The immunosuppressive, inflammatory microenvironment orchestrated by neutrophil extracellular traps (NETs) plays a principal role in pathogenesis of sepsis. Fibroblast growth factor-inducible molecule 14 (Fn14) has been established as a potential target for septic acute kidney injury (AKI), making further therapeutic benefits from combined NETs and Fn14 blockade possible. The concurrence of NETs and Fn14 in mice and patients with septic AKI were assessed by immunofluorescence, immunohistochemistry, enzyme-linked immunosorbent assay (ELISA) and studies. Survival, histopathological and biochemical analyses of wild-type and PAD4-deficient ; PAD4 mice with septic AKI were applied to evaluate the efficacy of either pharmacological or genetic NETs interruption in combination with Fn14 blockade. Molecular mechanisms underlying such effects were determined by CRISPR technology, fluorescence-activated cell sorter analysis (FACS), cycloheximide (CHX) pulse-chase, luciferase reporter and chromatin immunoprecipitation (ChIP) assay. NETs formation is concurred with Fn14 upregulation in murine AKI models of abdominal, endotoxemic, multidrug-resistant sepsis as well as in serum samples of patients with septic AKI. Pharmacological or genetic interruption of NETs formation synergizes with ITEM-2, a monoclonal antibody (mAb) of Fn14, to prolong mice survival and provide renal protection against abdominal sepsis, the effects that could be abrogated by elimination of macrophages. Interrupting NETs formation predominantly perpetuates infiltration and survival of efferocytic growth arrest-specific protein 6 (GAS6) macrophages in combination with ITEM-2 therapy and enhances transcription of tubular cell-intrinsic Fn14 in a DNA methyltransferase 3a (DNMT3a)-independent manner through dismantling the proteasomes-mediated turnover of homeobox protein Hox-A5 (HOXA5) upon abdominal sepsis challenge or LPS stimuli. Pharmacological NETs interruption potentiates the anti-septic AKI efficacy of ITEM-2 in murine models of endotoxemic and multidrug-resistant sepsis. Our preclinical data propose that interrupting NETs formation in combination with Fn14 mAb might be a feasible therapeutic strategy for septic AKI.

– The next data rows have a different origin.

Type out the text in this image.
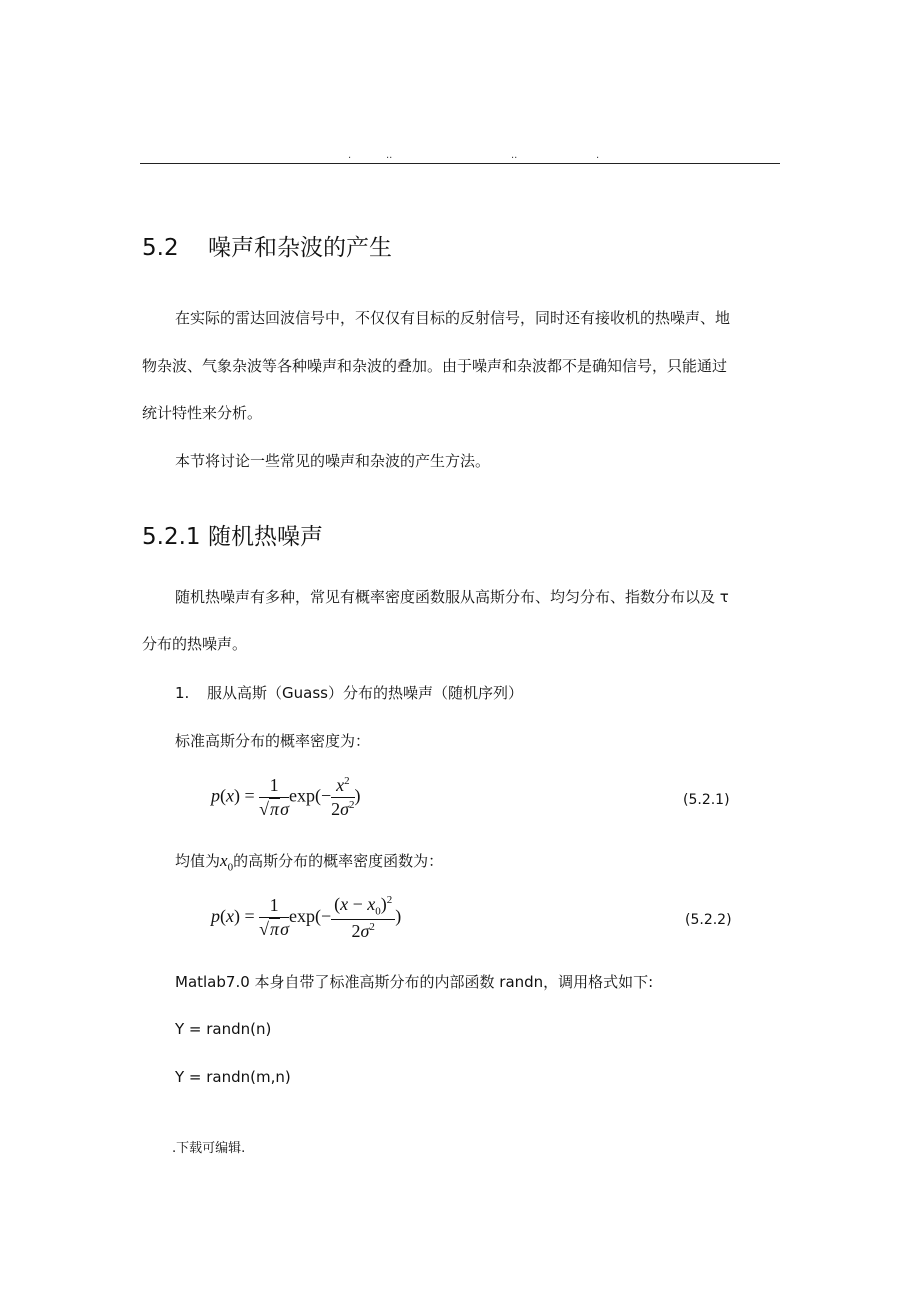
.	..	..	.
5.2 噪声和杂波的产生
在实际的雷达回波信号中，不仅仅有目标的反射信号，同时还有接收机的热噪声、地
物杂波、气象杂波等各种噪声和杂波的叠加。由于噪声和杂波都不是确知信号，只能通过
统计特性来分析。
本节将讨论一些常见的噪声和杂波的产生方法。
5.2.1 随机热噪声
随机热噪声有多种，常见有概率密度函数服从高斯分布、均匀分布、指数分布以及 τ
分布的热噪声。
1. 服从高斯（Guass）分布的热噪声（随机序列）
标准高斯分布的概率密度为：
$p(x) = \frac{1}{√\pi\sigma} \exp(- \frac{x^2}{2\sigma^2}$ )	(5.2.1)
均值为$x_0$的高斯分布的概率密度函数为：
$p(x) = \frac{1}{√\pi\sigma} \exp(- \frac{(x - x_0)^2}{2\sigma^2}$ )	(5.2.2)
Matlab7.0 本身自带了标准高斯分布的内部函数 randn，调用格式如下:
Y = randn(n)
Y = randn(m,n)
.下载可编辑.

中性粒细胞胞外诱捕网(NETs)所构成的免疫抑制性炎症微环境在脓毒症发病机制中发挥主要作用。成纤维细胞生长因子诱导分子 14(Fn14)已被确定为脓毒症急性肾损伤(AKI)的潜在靶点,因此联合 NETs 和 Fn14 阻断可能带来进一步的治疗益处。通过免疫荧光、免疫组织化学、酶联免疫吸附试验(ELISA)和研究评估了脓毒症 AKI 小鼠和患者中 NETs 和 Fn14 的共存情况。应用野生型和 PAD4 缺陷型;PAD4 小鼠的脓毒症 AKI 的生存、组织病理学和生化分析来评估 NETs 形成的药理学或基因中断与 Fn14 阻断联合的疗效。通过 CRISPR 技术、荧光激活细胞分选分析(FACS)、环己酰亚胺(CHX)脉冲追踪、荧光素酶报告基因和染色质免疫沉淀(ChIP)测定确定了这些效应的潜在机制。NETs 的形成与 Fn14 的上调在腹部、内毒素、多药耐药性脓毒症的小鼠 AKI 模型以及脓毒症 AKI 患者的血清样本中同时发生。NETs 形成的药理学或基因中断与 ITEM-2(Fn14 的单克隆抗体(mAb))协同作用,延长了腹部脓毒症小鼠的生存时间,并提供了肾脏保护作用,这些作用可以通过消除巨噬细胞来消除。中断 NETs 的形成主要通过破坏空泡蛋白 A5(HOXA5)的蛋白酶体介导的周转,在与 ITEM-2 治疗结合时促进效应细胞吞噬生长停滞特异性蛋白 6(GAS6)巨噬细胞的浸润和存活,并以 DNA 甲基转移酶 3a(DNMT3a)非依赖性方式增强管细胞固有 Fn14 的转录,这是腹部脓毒症挑战或 LPS 刺激后发生的情况。药理学 NETs 中断增强了 ITEM-2 在内毒素和多药耐药性脓毒症的小鼠模型中的抗脓毒症 AKI 疗效。我们的临床前数据表明,NETs 形成的中断与 Fn14 mAb 的联合可能是脓毒症 AKI 的一种可行治疗策略。